Write basic SV implementations, run on the simulator.
x86 reference numbers for SSE:
Lauri let me know, what the minimum operations you need in the simulator
are. if it is just for example FP add, FP mul, FP sub, FP LOAD and FP STORE
i can likely get that done quite quickly.
(Also bear in mind, the basic SV implementation, due to the way that
Vector ISAs work, is almost 100% likely to be the optimised version: the
focus is more on the "basic" version informing us at a very early stage
what *instructions* are needed, more than "how optimised the actual
You can look at the asm as soon as we get the repo going, would that work?
Yes, the optimized version includes new instructions as the bug says. If it turns out no new instructions are useful, the tests and measurements to verify that cover the optimized bug.
(clarification: of the C baseline, I haven't yet started the SV version)
(In reply to Luke Kenneth Casson Leighton from comment #2)
> are. if it is just for example FP add, FP mul, FP sub, FP LOAD and FP STORE
> i can likely get that done quite quickly
the preliminary ops are now in the simulator, and should be functional as long as exceptions, CR1, and use of FPSCR are avoided for now.
if CR1 or other status bits are needed do let me know.
apply_window working well
discussion of imdct36
I have not received several mails in that thread. Possibly others missing too. Not in spam.
On the questions such as "for temporaries t0 t1 etc were
you planning to drop those into stack, with an offset 16, then
*reread* them back with an offset of 4?" or the last mail's five loop, I can't answer those until I have time to look at the thing properly.
(In reply to cand from comment #8)
> I have not received several mails in that thread. Possibly others missing
> too.
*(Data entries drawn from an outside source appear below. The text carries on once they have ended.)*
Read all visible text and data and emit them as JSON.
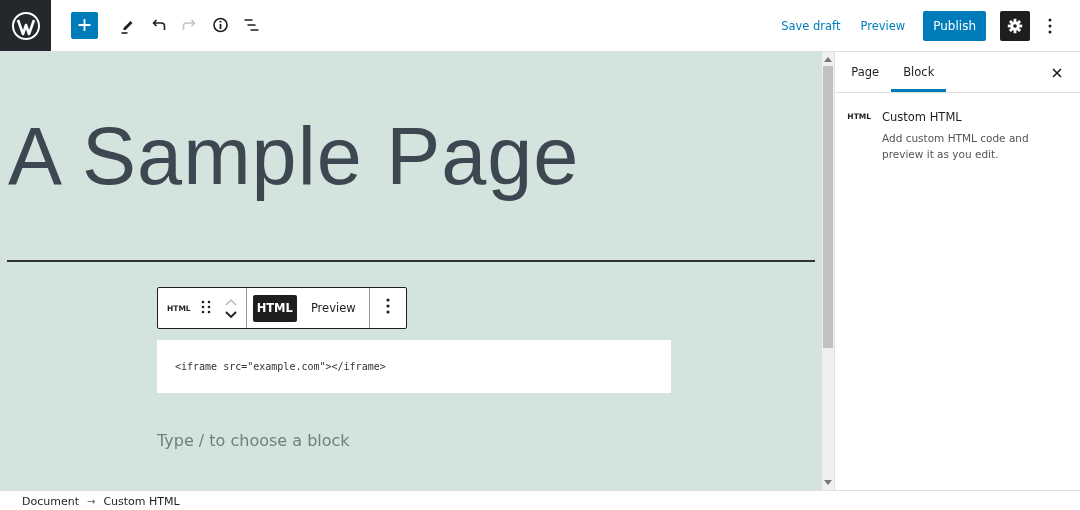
{
  "top_bar": {
    "tools": [
      {
        "kind": "add",
        "disabled": false
      },
      {
        "kind": "edit",
        "disabled": false
      },
      {
        "kind": "undo",
        "disabled": false
      },
      {
        "kind": "redo",
        "disabled": true
      },
      {
        "kind": "info",
        "disabled": false
      },
      {
        "kind": "outline",
        "disabled": false
      }
    ],
    "save_draft": "Save draft",
    "preview": "Preview",
    "publish": "Publish",
    "settings_on": true
  },
  "editor": {
    "title": "A Sample Page",
    "block_toolbar": {
      "type_label": "HTML",
      "modes": [
        {
          "label": "HTML",
          "selected": true
        },
        {
          "label": "Preview",
          "selected": false
        }
      ]
    },
    "code": "<iframe src=\"example.com\"></iframe>",
    "placeholder": "Type / to choose a block"
  },
  "sidebar": {
    "tabs": [
      {
        "label": "Page",
        "selected": false
      },
      {
        "label": "Block",
        "selected": true
      }
    ],
    "block": {
      "icon_label": "HTML",
      "name": "Custom HTML",
      "description": "Add custom HTML code and preview it as you edit."
    }
  },
  "breadcrumb": {
    "items": [
      "Document",
      "Custom HTML"
    ],
    "separator": "→"
  }
}
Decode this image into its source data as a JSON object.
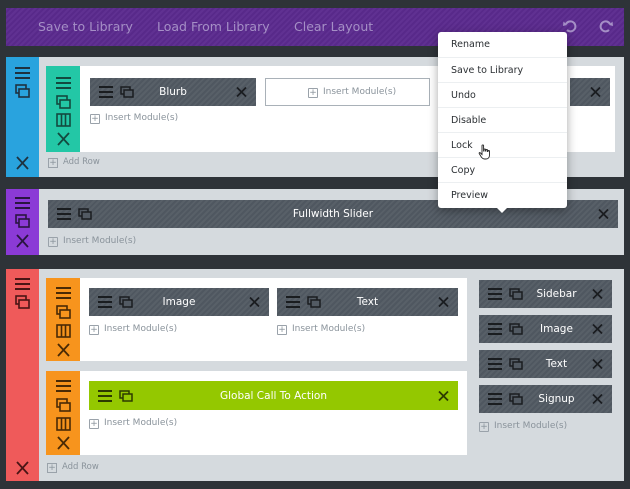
{
  "colors": {
    "toolbar": "#5b2a8e",
    "section_standard": "#29a3de",
    "section_fullwidth": "#8b3ad6",
    "section_specialty": "#ef5a5a",
    "row_standard": "#23c7a6",
    "row_specialty": "#f7941d",
    "module_default": "#525a63",
    "module_global": "#94c800"
  },
  "toolbar": {
    "save_label": "Save to Library",
    "load_label": "Load From Library",
    "clear_label": "Clear Layout",
    "undo_icon": "undo-icon",
    "redo_icon": "redo-icon"
  },
  "section1": {
    "modules": {
      "blurb": "Blurb"
    },
    "insert_module": "Insert Module(s)",
    "insert_module_col2": "Insert Module(s)",
    "add_row": "Add Row"
  },
  "section2": {
    "module": "Fullwidth Slider",
    "insert_module": "Insert Module(s)"
  },
  "section3": {
    "row1": {
      "col1_module": "Image",
      "col2_module": "Text",
      "insert_module_col1": "Insert Module(s)",
      "insert_module_col2": "Insert Module(s)"
    },
    "row2": {
      "module": "Global Call To Action",
      "insert_module": "Insert Module(s)"
    },
    "sidebar_modules": [
      "Sidebar",
      "Image",
      "Text",
      "Signup"
    ],
    "sidebar_insert": "Insert Module(s)",
    "add_row": "Add Row"
  },
  "context_menu": {
    "items": [
      "Rename",
      "Save to Library",
      "Undo",
      "Disable",
      "Lock",
      "Copy",
      "Preview"
    ],
    "hovered": "Lock"
  }
}
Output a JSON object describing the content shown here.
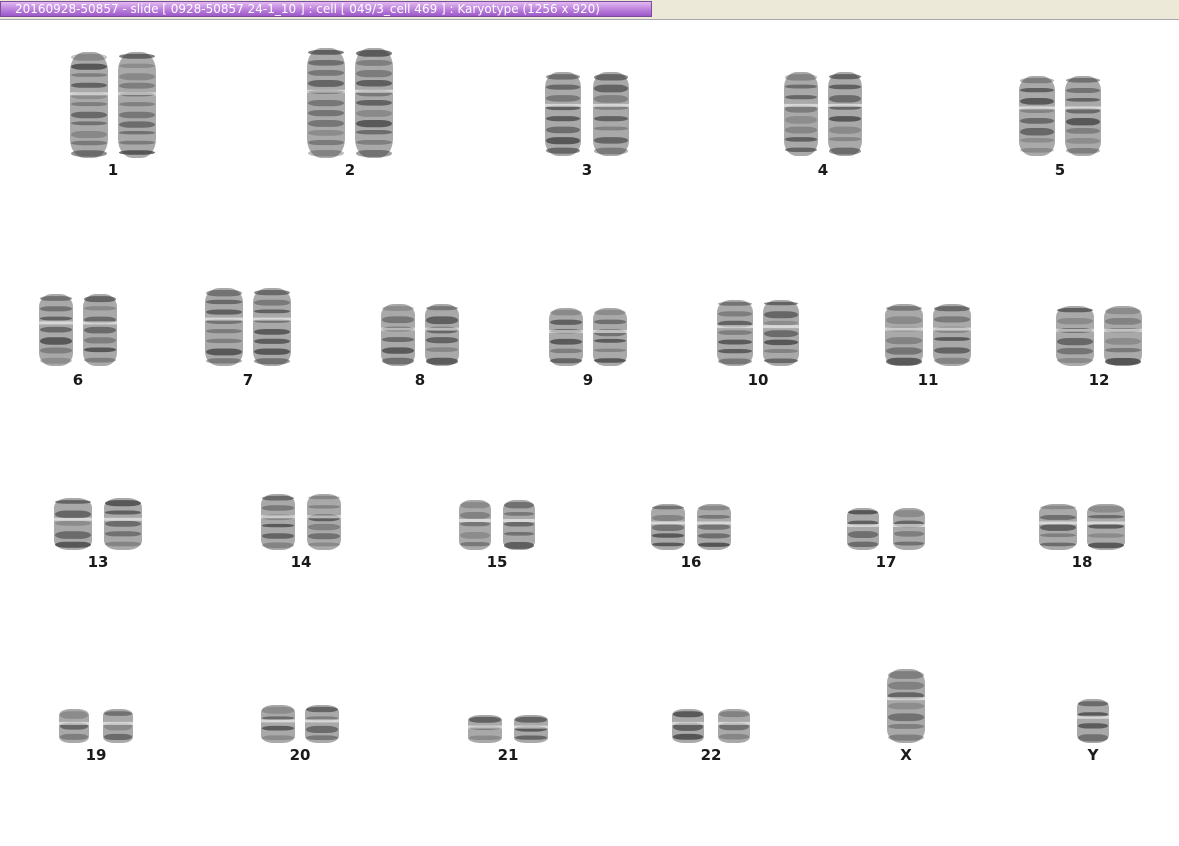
{
  "window": {
    "title": "20160928-50857 - slide [ 0928-50857 24-1_10 ] : cell [ 049/3_cell 469 ] : Karyotype  (1256 x 920)"
  },
  "karyotype": {
    "ink": "#3a3a3a",
    "rows": [
      [
        {
          "label": "1",
          "count": 2
        },
        {
          "label": "2",
          "count": 2
        },
        {
          "label": "3",
          "count": 2
        },
        {
          "label": "4",
          "count": 2
        },
        {
          "label": "5",
          "count": 2
        }
      ],
      [
        {
          "label": "6",
          "count": 2
        },
        {
          "label": "7",
          "count": 2
        },
        {
          "label": "8",
          "count": 2
        },
        {
          "label": "9",
          "count": 2
        },
        {
          "label": "10",
          "count": 2
        },
        {
          "label": "11",
          "count": 2
        },
        {
          "label": "12",
          "count": 2
        }
      ],
      [
        {
          "label": "13",
          "count": 2
        },
        {
          "label": "14",
          "count": 2
        },
        {
          "label": "15",
          "count": 2
        },
        {
          "label": "16",
          "count": 2
        },
        {
          "label": "17",
          "count": 2
        },
        {
          "label": "18",
          "count": 2
        }
      ],
      [
        {
          "label": "19",
          "count": 2
        },
        {
          "label": "20",
          "count": 2
        },
        {
          "label": "21",
          "count": 2
        },
        {
          "label": "22",
          "count": 2
        },
        {
          "label": "X",
          "count": 1
        },
        {
          "label": "Y",
          "count": 1
        }
      ]
    ]
  }
}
Not in spam.
very weird, they're going out. i checked server logs.
(In reply to cand from comment #9)
> On the questions such as "for temporaries t0 t1 etc were
> you planning to drop those into stack, with an offset 16, then
> *reread* them back with an offset of 4?" or the last mail's five loop, I
> can't answer those until I have time to look at the thing properly.
well i spent several days staring at imdct36, i am confident now that no more needs to be added to get the "basic" version running. (please ignore the FFT work i am currently doing, that is for the optimised version)
* sv.add/mrr/m=r30 you can use for adding in *reverse* order, setting r30=0b010101
this will cover the for-loop for (i=17; i >= ... i-=2)
the first big procesing loop, for i 0 to 1, VL can be set to 2
the second, VL can be set to *five* but the 2nd of each group of operations, a predicate mask can be set to 0b01111.
my feeling is, it may be best to actually morph the c code a little, to make it clearer.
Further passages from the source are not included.